In today’s other news from the ABS, the number of job vacancies surged a further 23.4% to a record 362.5k in the three months to May – now a whopping 57% above the pre-pandemic level. Growth was broad-based across both regions and industries, but with especially strong growth recorded in industries previously hard-hit by the pandemic (retail trade and the hospitality sector) and in health and social assistance services. Meanwhile, a recovering labour market and historically low interest rates continue to boost house prices according to the CoreLogic house price index. Across the eight capital cities, prices increased a further 1.9%M/M in June, lifting annual inflation to 12.4%Y/Y from 9.4%Y/Y previously.

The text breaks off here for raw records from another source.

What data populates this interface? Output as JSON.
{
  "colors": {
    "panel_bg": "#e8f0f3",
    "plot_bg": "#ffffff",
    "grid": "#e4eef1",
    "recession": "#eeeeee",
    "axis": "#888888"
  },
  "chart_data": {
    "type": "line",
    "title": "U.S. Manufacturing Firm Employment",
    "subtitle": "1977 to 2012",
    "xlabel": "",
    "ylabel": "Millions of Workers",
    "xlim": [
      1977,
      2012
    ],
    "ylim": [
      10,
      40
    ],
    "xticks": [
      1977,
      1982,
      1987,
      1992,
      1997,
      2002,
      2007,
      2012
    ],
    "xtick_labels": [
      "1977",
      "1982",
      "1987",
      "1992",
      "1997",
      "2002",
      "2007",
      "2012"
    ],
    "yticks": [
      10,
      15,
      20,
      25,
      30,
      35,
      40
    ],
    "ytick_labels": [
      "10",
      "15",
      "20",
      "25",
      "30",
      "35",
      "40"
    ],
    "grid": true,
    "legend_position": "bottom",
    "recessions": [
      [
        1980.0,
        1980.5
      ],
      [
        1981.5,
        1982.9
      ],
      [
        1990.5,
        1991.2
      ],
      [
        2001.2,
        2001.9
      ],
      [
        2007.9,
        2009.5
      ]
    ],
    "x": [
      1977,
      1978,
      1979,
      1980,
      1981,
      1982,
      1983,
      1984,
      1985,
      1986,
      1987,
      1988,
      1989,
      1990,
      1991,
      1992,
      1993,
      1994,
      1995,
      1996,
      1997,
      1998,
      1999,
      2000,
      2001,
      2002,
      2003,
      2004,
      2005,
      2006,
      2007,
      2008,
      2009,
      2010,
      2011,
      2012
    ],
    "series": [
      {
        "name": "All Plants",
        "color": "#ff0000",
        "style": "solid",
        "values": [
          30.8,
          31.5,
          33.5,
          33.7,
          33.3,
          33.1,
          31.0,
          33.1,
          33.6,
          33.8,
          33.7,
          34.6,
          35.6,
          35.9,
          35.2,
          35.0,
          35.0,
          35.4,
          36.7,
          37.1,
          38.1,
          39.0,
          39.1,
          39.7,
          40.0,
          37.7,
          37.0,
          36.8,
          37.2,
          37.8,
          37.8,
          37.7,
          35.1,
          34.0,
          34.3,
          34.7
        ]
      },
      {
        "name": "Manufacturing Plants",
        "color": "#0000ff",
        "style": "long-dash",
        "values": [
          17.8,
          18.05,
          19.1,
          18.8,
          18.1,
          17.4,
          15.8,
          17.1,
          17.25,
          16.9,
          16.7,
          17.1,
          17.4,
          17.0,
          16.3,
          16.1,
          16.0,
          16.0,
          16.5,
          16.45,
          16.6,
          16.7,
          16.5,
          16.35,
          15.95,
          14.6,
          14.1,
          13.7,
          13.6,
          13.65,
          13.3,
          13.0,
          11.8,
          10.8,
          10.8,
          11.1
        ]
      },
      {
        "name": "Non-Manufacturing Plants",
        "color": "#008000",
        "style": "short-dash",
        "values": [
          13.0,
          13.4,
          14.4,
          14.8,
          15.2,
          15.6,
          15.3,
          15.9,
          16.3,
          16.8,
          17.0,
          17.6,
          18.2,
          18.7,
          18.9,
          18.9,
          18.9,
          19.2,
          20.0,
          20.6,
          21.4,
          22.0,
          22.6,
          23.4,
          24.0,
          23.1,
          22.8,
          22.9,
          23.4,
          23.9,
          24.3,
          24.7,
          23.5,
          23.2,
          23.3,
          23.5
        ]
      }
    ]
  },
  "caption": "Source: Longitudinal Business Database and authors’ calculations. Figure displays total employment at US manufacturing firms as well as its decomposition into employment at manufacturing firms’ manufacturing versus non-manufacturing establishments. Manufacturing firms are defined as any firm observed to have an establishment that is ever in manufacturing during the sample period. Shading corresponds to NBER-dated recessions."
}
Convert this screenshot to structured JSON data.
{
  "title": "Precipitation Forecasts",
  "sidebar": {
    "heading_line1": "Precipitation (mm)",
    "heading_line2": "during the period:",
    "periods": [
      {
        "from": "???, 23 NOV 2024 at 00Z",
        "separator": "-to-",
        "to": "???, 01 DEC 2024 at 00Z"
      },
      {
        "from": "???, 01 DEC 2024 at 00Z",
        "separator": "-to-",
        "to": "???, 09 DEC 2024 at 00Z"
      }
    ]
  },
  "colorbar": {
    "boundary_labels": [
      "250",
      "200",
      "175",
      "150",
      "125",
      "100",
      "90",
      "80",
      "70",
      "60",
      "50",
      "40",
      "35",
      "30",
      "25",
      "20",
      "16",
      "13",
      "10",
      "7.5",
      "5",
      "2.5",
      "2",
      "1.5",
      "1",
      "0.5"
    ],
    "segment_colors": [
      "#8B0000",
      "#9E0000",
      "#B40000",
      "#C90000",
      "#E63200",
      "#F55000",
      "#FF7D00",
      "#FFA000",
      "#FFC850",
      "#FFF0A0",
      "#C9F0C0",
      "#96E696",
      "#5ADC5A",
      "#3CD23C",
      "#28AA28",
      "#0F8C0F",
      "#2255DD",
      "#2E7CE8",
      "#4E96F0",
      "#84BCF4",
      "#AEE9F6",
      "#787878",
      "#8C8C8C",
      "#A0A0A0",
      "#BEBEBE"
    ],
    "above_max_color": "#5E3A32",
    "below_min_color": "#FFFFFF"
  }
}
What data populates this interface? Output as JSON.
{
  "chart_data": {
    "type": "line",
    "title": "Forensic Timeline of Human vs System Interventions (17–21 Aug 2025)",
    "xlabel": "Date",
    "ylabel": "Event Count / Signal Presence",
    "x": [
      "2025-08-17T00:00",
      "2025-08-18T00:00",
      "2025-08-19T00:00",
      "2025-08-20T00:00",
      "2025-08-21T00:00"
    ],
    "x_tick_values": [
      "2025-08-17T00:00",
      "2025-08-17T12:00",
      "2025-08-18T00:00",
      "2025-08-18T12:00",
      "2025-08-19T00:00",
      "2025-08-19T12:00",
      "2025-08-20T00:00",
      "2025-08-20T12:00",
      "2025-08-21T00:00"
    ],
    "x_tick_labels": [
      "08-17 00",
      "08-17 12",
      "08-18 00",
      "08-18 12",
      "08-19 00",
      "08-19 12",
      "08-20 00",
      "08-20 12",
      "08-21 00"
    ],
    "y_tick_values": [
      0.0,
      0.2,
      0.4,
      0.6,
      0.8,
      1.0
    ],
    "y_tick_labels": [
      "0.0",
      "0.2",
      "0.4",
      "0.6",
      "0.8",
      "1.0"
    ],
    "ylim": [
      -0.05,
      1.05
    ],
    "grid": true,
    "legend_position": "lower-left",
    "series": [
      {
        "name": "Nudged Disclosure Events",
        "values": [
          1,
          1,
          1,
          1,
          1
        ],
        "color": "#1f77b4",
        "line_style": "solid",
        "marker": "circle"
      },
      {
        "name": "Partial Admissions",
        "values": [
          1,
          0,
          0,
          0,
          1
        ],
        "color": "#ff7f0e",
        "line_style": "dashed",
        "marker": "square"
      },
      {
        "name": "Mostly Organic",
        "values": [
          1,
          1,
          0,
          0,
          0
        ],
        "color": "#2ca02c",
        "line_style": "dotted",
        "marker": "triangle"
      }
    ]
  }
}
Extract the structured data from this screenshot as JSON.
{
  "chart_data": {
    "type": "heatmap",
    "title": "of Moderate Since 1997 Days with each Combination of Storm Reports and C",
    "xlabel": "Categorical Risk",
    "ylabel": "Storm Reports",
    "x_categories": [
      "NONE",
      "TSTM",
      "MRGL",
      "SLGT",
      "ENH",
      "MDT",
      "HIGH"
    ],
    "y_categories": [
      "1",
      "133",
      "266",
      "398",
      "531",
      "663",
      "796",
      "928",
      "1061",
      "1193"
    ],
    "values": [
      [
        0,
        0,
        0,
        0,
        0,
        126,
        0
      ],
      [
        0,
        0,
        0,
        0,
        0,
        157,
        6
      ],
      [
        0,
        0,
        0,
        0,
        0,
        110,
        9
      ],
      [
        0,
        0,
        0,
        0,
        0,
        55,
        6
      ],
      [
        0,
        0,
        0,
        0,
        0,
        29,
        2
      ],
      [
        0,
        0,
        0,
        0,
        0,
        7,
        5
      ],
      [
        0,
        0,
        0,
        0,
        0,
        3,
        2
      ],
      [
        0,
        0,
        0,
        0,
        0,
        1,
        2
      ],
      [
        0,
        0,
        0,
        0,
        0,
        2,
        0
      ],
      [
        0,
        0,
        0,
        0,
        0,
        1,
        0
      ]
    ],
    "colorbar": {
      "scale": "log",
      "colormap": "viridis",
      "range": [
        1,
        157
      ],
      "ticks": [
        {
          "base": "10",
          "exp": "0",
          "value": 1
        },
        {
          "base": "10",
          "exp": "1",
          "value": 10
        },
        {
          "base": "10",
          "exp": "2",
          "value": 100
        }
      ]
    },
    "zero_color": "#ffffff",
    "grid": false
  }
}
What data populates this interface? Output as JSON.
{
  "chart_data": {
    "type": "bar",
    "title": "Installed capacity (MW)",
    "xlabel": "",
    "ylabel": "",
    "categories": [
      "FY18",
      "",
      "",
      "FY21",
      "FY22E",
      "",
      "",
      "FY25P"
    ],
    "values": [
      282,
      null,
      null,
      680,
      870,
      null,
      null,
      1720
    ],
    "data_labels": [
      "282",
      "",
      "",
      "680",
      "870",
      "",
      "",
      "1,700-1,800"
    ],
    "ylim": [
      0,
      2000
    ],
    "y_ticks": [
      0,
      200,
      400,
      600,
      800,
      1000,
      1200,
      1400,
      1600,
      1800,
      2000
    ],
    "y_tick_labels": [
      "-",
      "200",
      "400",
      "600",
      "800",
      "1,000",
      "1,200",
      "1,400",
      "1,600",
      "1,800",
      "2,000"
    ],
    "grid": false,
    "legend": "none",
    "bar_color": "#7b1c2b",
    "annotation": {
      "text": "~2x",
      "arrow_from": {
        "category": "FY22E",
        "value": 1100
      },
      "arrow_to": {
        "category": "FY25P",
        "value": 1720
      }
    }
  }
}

In other Aussie news, the headline manufacturing PMI was revised up 0.2pts to a very solid 58.6 in June, albeit leaving it 1.8pts below the record high set in May. Small upward revisions were recorded across all of the key activity indicators, although at 56.8 the new orders index remained 4.1pts below the previous month’s record high (but still about 3pts above the historic average). On the pricing front, the output prices index was revised up 0.6pts to 61.6, but was still down 1.3pts from May.
Kiwi house prices continue to rise sharply in July; supply responding, with new dwelling approvals remaining near a record high in May
The domestic focus in New Zealand today was on the housing market with the release of news on both house prices and dwelling approvals. Disappointingly for the RBNZ and the government – both aiming to reign in house price inflation – the Corelogic house price index increased a steep 1.8%M/M. This growth was down only modestly from 2.2%M/M gain in May, and took the gain for the June quarter to 7.2% and increased house price inflation to a whopping 22.8%Y/Y from 20.5%Y/Y in May. These rapid gains are very unlikely to be sustained over the remainder of this year, especially with longer-term mortgage rates beginning to move higher and increased housing supply gradually coming on stream. On that score, while the number of new dwelling approvals declined 2.8%M/M in May, the previous month had been a record high and the number of approvals was still up more than 17%Y/Y. The news regarding non-residential construction prospects was also very firm, with the value of non-residential building approvals rising more than 41%Y/Y.